Julian Naglesmann has set Hoffenheim on an upward curve since he took charge. But another Champions League display undermined by indvidual mistakes hints at why he’s agreed to move on at the end of the season.The verdict from Hoffenheim's players and coach after their 3-3 draw with Lyon on Tuesday was close to unanimous.
"We only have ourselves to blame," said center back Ermin Bicakcic. "We simply gifted the opposition the goals," said Germany's Nico Schulz. "They were basically three own goals," said Czech international Pavel Kaderabek. "Three goals should've been enough [for us to win]," summarized their boss.
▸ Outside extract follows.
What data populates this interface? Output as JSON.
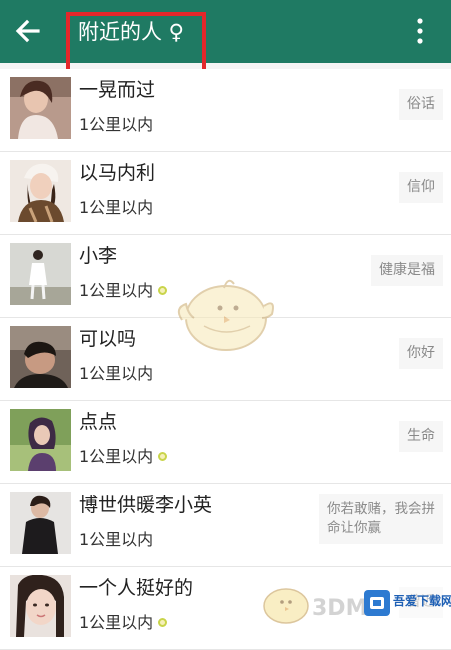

Read more: Errors cost Hoffenheim dear in 3-3 thriller
Hoffenheim have led in each of their three Champions League group stage games and are yet to emerge with a win. Despite dominating their French visitors in a frenzied, vibrant attacking display on Tuesday, they needed an injury time equalizer from Joelinton to rescue a point.
First came a dreadful backpass from captain Kevin Vogt, then Oliver Baumann failed to adequately cover his near post and finally Kevin Akpoguma horribly misjudged the flight of a ball, then compounded the error by panicking and allowing Memphis Depay to streak away and score.
This was not a case of higher level opponents taking advantage of chinks in the armor, but rudimentary errors that top level players should make much less frequently than Hoffenheim's defenders do.
Tactical plan negated by blunders
It's not the first time this has cost them this season. Stefan Posch's indecision and poor touch allowed Manchester City's David Silva to snatch victory late on Champions League matchday 2, Vogt gave away a needless penalty that allowed Fortuna Düsseldorf to take their first win back in the Bundesliga and Baumann's mis-judged charge allowed Ante Rebic to put Eintracht Frankfurt ahead after Hoffenheim quite literally threw him the ball earlier this month. The list goes on and has proved costly both at home and abroad.
As he has since taking over a seemingly doomed club in February 2016, Nagelsmann got so much right on Tuesday night. He left Schulz and Bicakcic high and wide and the wingbacks exploited the space left by the tendency of Lyon's wide forwards not to track back. Kerem Demirbay, the side's creative heartbeat, was then able to operate in the spaces opened up by the central midfielders moving wide to cover the flanks. Those three Hoffenheim men were responsible for making the three goals, while Demirbay should also have added one himself.
While there may be some questions raised over the coach's decision to omit Reiss Nelson, who has scored a goal every 41 minutes in the Bundesliga but played just 22 minutes in Europe, there is only so much a coach in Nagelsmann's position can do about elementary mistakes.
By and large, his time at Hoffenheim has been notable for the way his intensive training ground work his improved players, but even a coach of Nagelsmann's intensity and ingenuity can only take players so far.
Lack of quality replacements
Over his two full seasons in charge, Hoffenheim have seen Sandro Wagner, Niklas Süle, Jeremy Toljan, Sebastian Rudy, Mark Uth and Serge Gnabry depart, bringing in more money than has been spent on replacements. While some of those brought in have promise, it's all but impossible to keep improving while failing to spend.
As such, Nagelsmann has been left with a set of central defensive options that leave much to be desired and a mixture of quality and potential elsewhere. Given the size of Hoffenheim and relative lack of resources, it's difficult to see that changing and equally difficult to see how they can progress further than finishes of fourth and third.
The team he will join at the end of this season have already surpassed that while Nagelsmann has been in Sinsheim, with RB Leipzig finishing second in 2016-17.
While the Red Bulls finished below Hoffenheim last term, they view the 31-year-old as the right man to get the most out of their vast collection of unpolished diamonds, chief among them center backs Dayot Upamecano and Ibrahima Konate.
With the increased financial backing Nagelsmann is sure to get from the Red Bull franchise, there should come a higher quality of players and less mistakes. Maybe then we'll see just how far this talented young boss can take a team.